Obsession Untamed (Feral Warriors #2)(68)



Without so much as an acknowledgment that she’d spoken, he turned and went back the way he’d come.

Delaney stared at his retreating back and released a frustrated sigh, then turned, figuring she’d have to find Tighe on her own.

But she’d barely taken two steps when Kougar spoke. “The human wants to see Tighe.”

Delaney whirled back to find Kougar standing in a doorway partway around the corner.

“Like hell.” Lyon’s voice.

She strode to Kougar and walked past him into what had to be Lyon’s office. The big man sat behind a desk with a computer, shelves full of books and binders on the wall behind him.

Lyon’s brow lifted as he dropped his gaze to her weapon. “Is there a reason you’re armed?”

“Tighe took my guns. And the last time I walked down those stairs, it didn’t end so well.” She lifted the blade, her eyes going hard. “I’m thinking maybe you should bleed for me.”

A spark of respect lit his eyes. He pulled out his knife and drew blood from his palm, holding her gaze. “Kougar?”

She turned and watched as the pale-eyed Feral did the same, then before they could ask, she pricked her own finger on the tip of her blade. After showing Lyon the blood, she sucked it from her skin.

“I want you to take me to him.”

“He wouldn’t want you to see him as he is now.”

“I’ve already seen him like that. The night he punched me full of holes. I need to touch him. I might be able to reach him.”

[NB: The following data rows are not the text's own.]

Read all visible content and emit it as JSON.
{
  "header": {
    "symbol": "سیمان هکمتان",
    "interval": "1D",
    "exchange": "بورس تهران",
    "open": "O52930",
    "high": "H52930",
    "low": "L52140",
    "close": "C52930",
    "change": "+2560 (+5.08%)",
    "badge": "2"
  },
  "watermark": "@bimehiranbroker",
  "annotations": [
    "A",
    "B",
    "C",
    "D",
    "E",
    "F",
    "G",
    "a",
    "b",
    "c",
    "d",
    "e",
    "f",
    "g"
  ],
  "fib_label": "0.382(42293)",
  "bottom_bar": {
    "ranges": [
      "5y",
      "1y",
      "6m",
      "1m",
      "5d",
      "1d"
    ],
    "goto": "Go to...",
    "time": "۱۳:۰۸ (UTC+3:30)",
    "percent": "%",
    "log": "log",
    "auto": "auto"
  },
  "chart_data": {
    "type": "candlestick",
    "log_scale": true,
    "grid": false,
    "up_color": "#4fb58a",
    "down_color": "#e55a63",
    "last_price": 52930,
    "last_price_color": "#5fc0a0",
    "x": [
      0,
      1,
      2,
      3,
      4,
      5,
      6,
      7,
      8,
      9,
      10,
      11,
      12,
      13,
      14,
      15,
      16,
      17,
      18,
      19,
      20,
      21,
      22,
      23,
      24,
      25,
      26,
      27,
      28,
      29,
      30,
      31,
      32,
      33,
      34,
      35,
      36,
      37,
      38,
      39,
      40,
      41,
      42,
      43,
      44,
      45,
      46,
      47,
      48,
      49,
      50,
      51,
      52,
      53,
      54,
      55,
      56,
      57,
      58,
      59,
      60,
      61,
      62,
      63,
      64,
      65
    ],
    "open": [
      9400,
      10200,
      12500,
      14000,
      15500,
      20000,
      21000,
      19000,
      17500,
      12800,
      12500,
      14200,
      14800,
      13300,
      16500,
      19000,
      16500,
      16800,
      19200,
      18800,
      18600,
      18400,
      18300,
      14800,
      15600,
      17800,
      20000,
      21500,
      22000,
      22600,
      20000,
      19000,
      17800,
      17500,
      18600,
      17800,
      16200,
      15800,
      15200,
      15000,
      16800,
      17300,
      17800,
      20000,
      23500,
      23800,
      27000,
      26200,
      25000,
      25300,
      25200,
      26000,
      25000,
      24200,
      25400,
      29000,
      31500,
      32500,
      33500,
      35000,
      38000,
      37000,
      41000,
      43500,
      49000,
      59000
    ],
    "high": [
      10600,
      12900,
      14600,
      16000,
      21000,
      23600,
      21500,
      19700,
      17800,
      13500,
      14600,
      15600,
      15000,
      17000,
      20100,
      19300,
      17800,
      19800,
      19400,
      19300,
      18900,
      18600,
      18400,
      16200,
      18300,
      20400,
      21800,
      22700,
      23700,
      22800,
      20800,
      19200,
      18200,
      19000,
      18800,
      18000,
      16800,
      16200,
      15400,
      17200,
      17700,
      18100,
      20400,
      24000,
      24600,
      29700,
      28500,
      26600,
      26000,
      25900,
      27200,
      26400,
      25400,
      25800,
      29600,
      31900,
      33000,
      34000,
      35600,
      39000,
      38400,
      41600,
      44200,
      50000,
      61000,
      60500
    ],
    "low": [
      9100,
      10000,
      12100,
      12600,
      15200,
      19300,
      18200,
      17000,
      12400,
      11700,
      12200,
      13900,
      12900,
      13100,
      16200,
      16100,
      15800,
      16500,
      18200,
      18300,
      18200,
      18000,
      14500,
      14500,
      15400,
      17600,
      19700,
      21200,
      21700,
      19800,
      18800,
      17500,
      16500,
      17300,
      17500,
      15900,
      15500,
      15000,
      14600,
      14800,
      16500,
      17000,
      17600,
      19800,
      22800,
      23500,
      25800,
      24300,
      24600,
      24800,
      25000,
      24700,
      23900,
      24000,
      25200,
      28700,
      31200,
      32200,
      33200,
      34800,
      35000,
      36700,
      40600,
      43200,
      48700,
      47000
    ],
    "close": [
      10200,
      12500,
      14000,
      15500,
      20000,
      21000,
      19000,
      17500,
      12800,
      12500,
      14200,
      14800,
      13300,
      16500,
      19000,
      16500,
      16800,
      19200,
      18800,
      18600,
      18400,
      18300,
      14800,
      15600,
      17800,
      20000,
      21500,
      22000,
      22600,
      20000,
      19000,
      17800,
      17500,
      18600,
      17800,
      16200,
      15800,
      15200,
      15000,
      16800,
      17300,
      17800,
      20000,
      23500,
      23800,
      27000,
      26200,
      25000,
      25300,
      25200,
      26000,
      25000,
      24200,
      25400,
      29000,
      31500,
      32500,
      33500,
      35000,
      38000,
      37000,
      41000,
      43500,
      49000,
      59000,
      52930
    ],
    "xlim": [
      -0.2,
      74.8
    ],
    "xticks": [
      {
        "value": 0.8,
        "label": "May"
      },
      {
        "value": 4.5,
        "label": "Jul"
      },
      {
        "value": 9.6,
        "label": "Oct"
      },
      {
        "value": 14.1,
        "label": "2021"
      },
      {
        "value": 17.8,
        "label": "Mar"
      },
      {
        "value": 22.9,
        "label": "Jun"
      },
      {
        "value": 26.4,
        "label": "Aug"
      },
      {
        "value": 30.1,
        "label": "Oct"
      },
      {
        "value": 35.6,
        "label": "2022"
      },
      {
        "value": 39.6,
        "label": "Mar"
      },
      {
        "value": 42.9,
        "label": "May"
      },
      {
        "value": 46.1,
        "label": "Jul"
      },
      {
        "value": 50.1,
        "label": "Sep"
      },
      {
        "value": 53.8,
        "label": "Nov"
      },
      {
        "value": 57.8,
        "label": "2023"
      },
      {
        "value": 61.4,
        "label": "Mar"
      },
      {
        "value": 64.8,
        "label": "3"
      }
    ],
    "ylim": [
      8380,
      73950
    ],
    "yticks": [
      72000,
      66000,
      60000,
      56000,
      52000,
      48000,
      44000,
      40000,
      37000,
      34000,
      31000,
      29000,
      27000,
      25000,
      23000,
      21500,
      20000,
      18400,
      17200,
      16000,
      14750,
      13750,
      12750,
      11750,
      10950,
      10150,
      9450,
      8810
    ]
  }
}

“Impossible. You’re only a human.”

She moved forward and leaned on his desk. “We won’t know whether or not I can help him until I try.”

Something approaching sorrow warmed his amber eyes. “We’ve been trying to reach him for two days, Delaney. There’s nothing to be done.”

She stared at him, his words a painful shock. “Two days? He’s been lost in there for two days?”

Lyon’s eyes turned almost sympathetic. “I’m sorry.”

But his revelation only made her more desperate to reach him. She turned to Kougar. “Show me where he is.”

He gave an almost imperceptible nod and turned.

Behind her, Lyon leaped to his feet with a growl. “Delaney!”

She turned to face the chief of the Ferals, understanding why he was the leader as she felt the force within those amber eyes.

“He’ll take your arm off if you reach in there. There’s nothing in that cage but a vicious, wild animal.”

She flinched.

He saw it. His expression tightened with a pain that might almost have matched her own. “There’s nothing I can do for him except catch that clone.”

Delaney shook her head. “I’m not leaving him in there another second if I can get him out.” She looked at him forcefully. “I need you to hold him down.”

“All it will take is a single slash of his claws, or one errant bite, and you’re dead.”

“It’s a risk I’m willing to take. Twice he saved me when I needed him. Now he needs me.”

Lyon stared at her for a long, heavy minute. “You’re in love with him.”

She nodded slowly with a wry purse of her lips. “I am.”

On a huff of frustration, Lyon came around the desk. “If he kills you, he’ll never forgive me.”

“If I pull him out of there, you’ll have another warrior at your side.”

Lyon sighed. “True. Come on, then.”

He led her back through the foyer and down the same stairs Tighe had taken her to be mated. They passed the cavelike room and entered a wide, open gym, a section of which contained surprisingly modern equipment, including weight benches, stationary bikes, and six of the biggest treadmills she’d ever seen. At the back of that room, Lyon opened yet another door hidden within a wall of mirrors onto a long, narrow, stone-lined passage. Rustic and a little bit spooky.

As she’d suspected, she never would have found Tighe on her own.

“The house doesn’t look this big from upstairs,” she murmured as she followed him. Kougar brought up the rear.

“It’s not,” Lyon said cryptically.

Sounds began to reach her ears, the grunts and snarls of an animal. Tighe. She’d seen him feral before. A classic horror-show wolf man, only terribly, terribly real. Her fingernails dug into her palms as she prepared herself for that sight again.

The passage finally opened onto what was clearly a prison block with three thick-walled cells on either side, each with a heavily barred steel door. The floor was stone.

Gripping the bars of one door with fingers tipped by three-inch claws was Tighe.

Or rather the creature Tighe had become.

As before, his teeth were the wicked fangs of a tiger. His sunglasses were gone, his eyes those of an animal rather than a human—large, orange-gold pupils streaked with black. Not even a flicker of humanity lurked in their depths.

Tighe roared with fury, shaking the bars as if he wanted nothing more than to rip them out of their hinges and tear the limbs off anyone he could sink his claws into. With icy understanding, she knew that was exactly what he’d do if he got loose. She was not only risking her own life for what was almost certainly a waste of time, but she might even be risking the lives of the two men she’d dragged down there with her.